Donnerstag, 11.03.2010 | 09:42
Jenson Button gelang der Durchbruch
Jenson Button und Brawn GP räumten bei den Laureus Awards in Abu Dhabi die Preise ab.
Sie haben die erste Saisonhälfte der Formel 1 Saison 2009 dominiert wie kein anderes Team: Jenson Button und Brawn GP. Eben standen sie noch vor dem Nichts, plötzlich holten sie Doppelsiege in Serie.
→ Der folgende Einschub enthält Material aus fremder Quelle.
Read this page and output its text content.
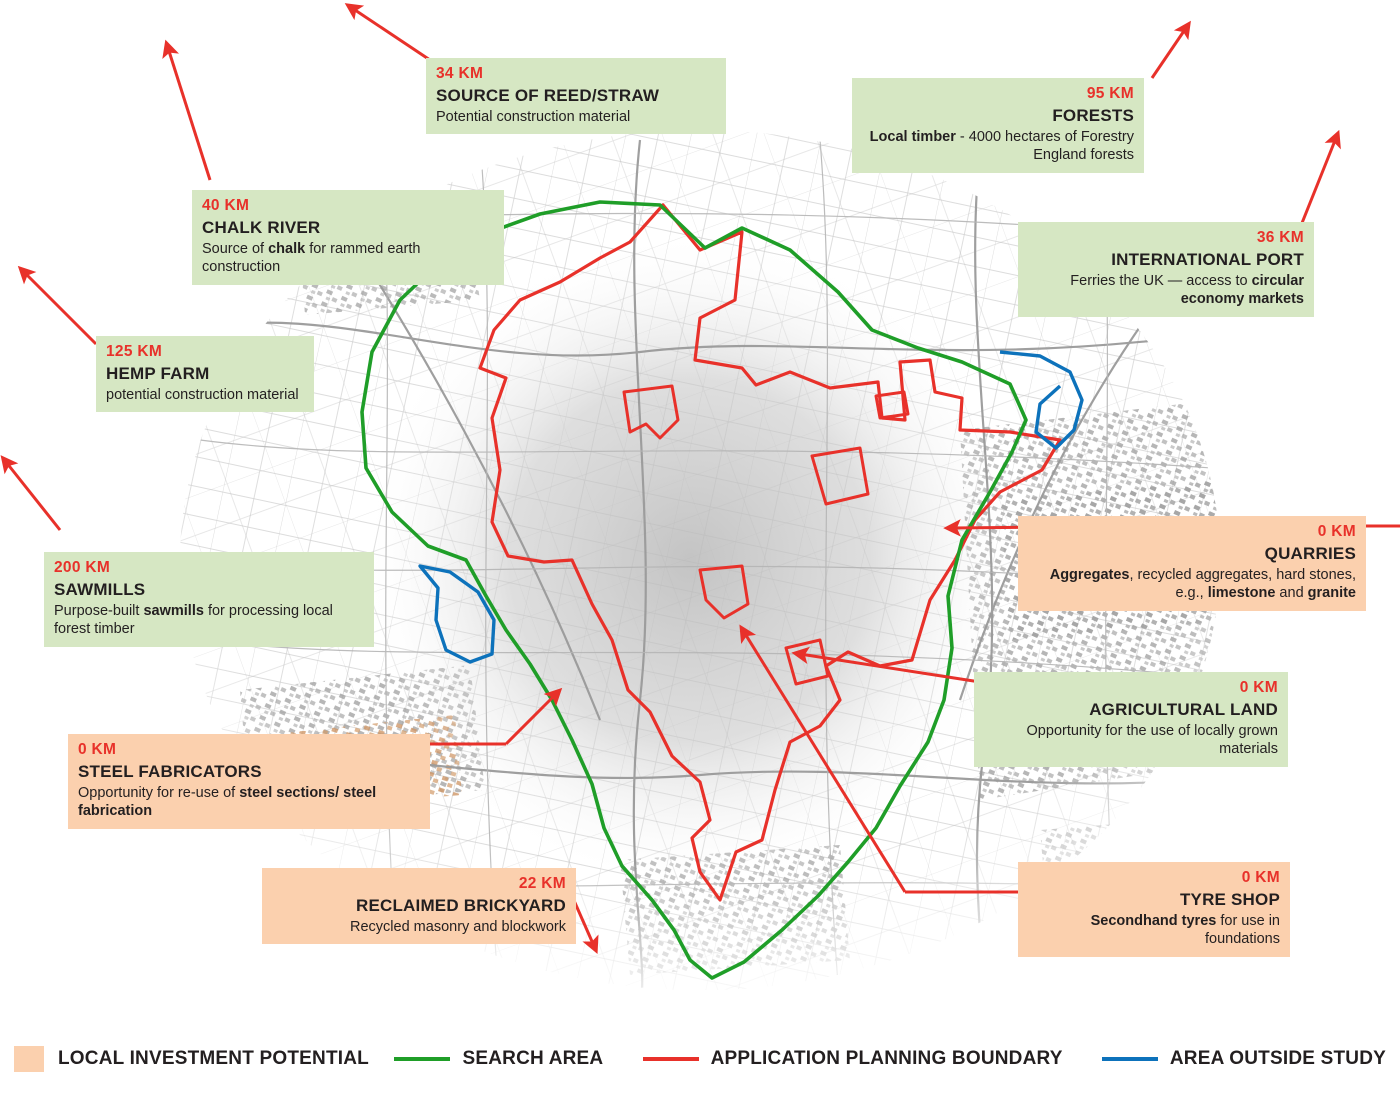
34 KM
SOURCE OF REED/STRAW
Potential construction material
95 KM
FORESTS
Local timber - 4000 hectares of Forestry England forests
40 KM
CHALK RIVER
Source of chalk for rammed earth construction
36 KM
INTERNATIONAL PORT
Ferries the UK — access to circular economy markets
125 KM
HEMP FARM
potential construction material
0 KM
QUARRIES
Aggregates, recycled aggregates, hard stones, e.g., limestone and granite
200 KM
SAWMILLS
Purpose-built sawmills for processing local forest timber
0 KM
AGRICULTURAL LAND
Opportunity for the use of locally grown materials
0 KM
STEEL FABRICATORS
Opportunity for re-use of steel sections/ steel fabrication
22 KM
RECLAIMED BRICKYARD
Recycled masonry and blockwork
0 KM
TYRE SHOP
Secondhand tyres for use in foundations
LOCAL INVESTMENT POTENTIAL	SEARCH AREA	APPLICATION PLANNING BOUNDARY	AREA OUTSIDE STUDY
Auch ein Jahr nach dem Sensationsdebüt von Brawn GP und der Übernahme durch Mercedes gab es noch einmal Pokale und Auszeichnungen für die Weltmeister: Am Mittwoch wurden Jenson Button und Brawn bei den Laureus World Sports Awards in Abu Dhabi ausgezeichnet.
Der amtierende Formel 1-Konstrukteursweltmeister Brawn Mercedes (das heutige Mercedes GP Formel 1-Team) gewann den Preis als Team des Jahres und Brawn Pilot Jenson Button, der Formel 1-Fahrerweltmeister von 2009, siegte in der Kategorie "Durchbruch des Jahres".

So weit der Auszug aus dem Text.